Папа, Антон Васильевич, и мама, Лаура, остались на Арпадане; они там работают. Папа – консул Земли, мама – заведующая детским садиком для маленьких разнопланетных детишек. Она сама его организовала, когда у них родился мой младший братик Виктор. Виктора я никогда не видела, только на файлах, которые мне изредка присылают сюда с Арпадана. Мои родители вместе с Виктором собираются посетить Тиатару, и я с нетерпением их жду. После десятилетней службы папа и мама имеют право выйти в отставку и выбрать, куда отправиться дальше. Перелет семьи в одну сторону, даже длинный и сложный, будет оплачен за счет Межгалактического альянса. Правда, если потом они всё-таки захотят вернуться на Землю, то это будет уже за их собственный счет. Но они рассудили, что мы непременно должны увидеться в этой жизни еще раз. Их предполагаемый прилет будет приурочен либо к защите моей магистерской, либо к нашей с Карлом свадьбе. А может быть, удастся как-нибудь совместить два этих события.

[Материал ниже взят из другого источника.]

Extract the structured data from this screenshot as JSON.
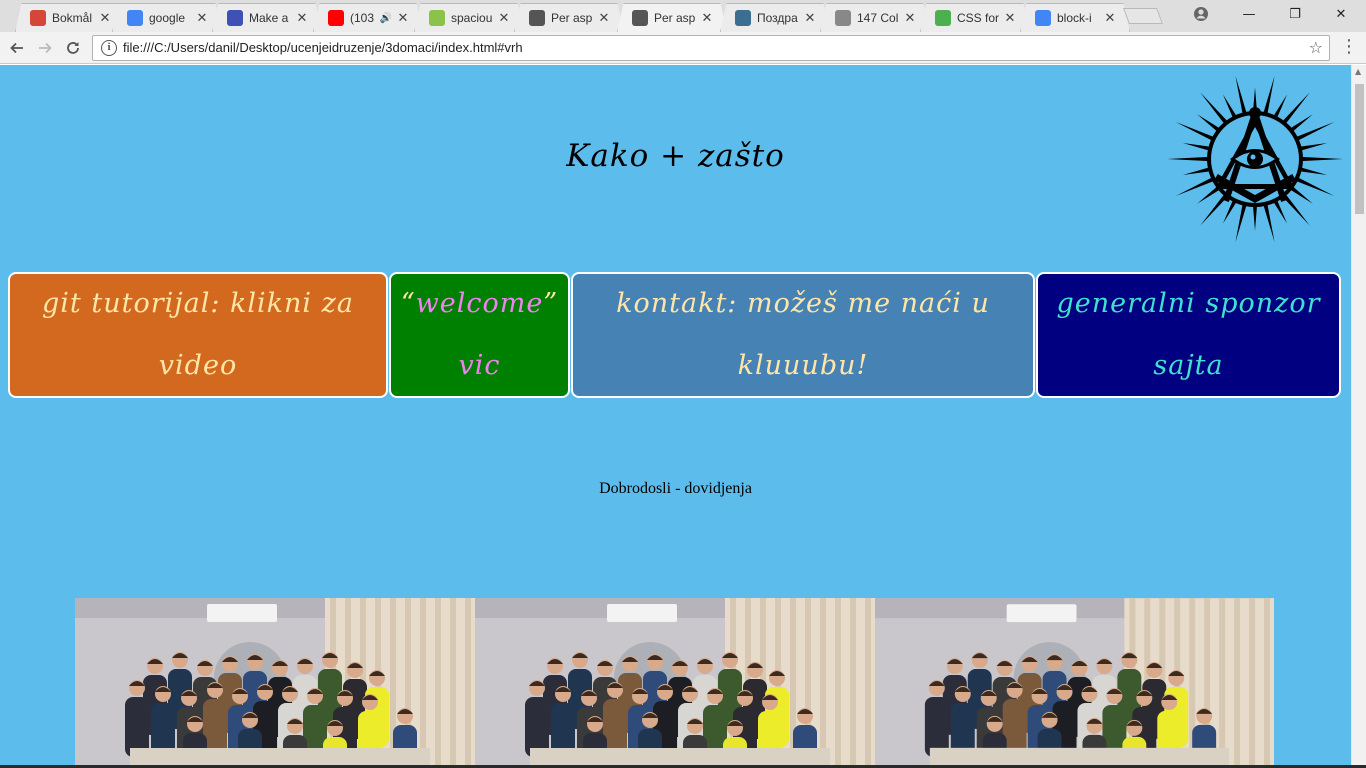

В общем, наши собрания в доме семьи Киофар столь же благопристойны, сколь полны чистой радости и взаимной приязни. Никто не ощущает себя скованным, все непринужденно общаются, шутят, иногда немного дурачатся, особенно молодёжь: мы с Карлом, Иссоа и Маилла. Ульвен старается, чтобы его остроты не звучали язвительно. Всю убойную мощь своей мрачной иронии он копит для занятий в колледже. Вот там я могу получить от него по заслугам, невзирая на наши, как сказал один мой приятель, виссеванец Фаррануихх, «неформальные отношения». Знал бы кто, насколько они в самом деле необычайны…

Впрочем, госпожа Файолла давно обо всем догадалась, только я оставалась в неведении, пока однажды невольно не подслушала разговор Ульвена с матерью, и с леденящим ужасом поняла, героиней какой немыслимой драмы я стала.

Написать истертую фразу «он любит меня» – значит, вообще ничего не сказать. О пошлом романчике между учителем и ученицей тут и речи быть не могло, особенно если учесть, что он принц, а я – инопланетянка.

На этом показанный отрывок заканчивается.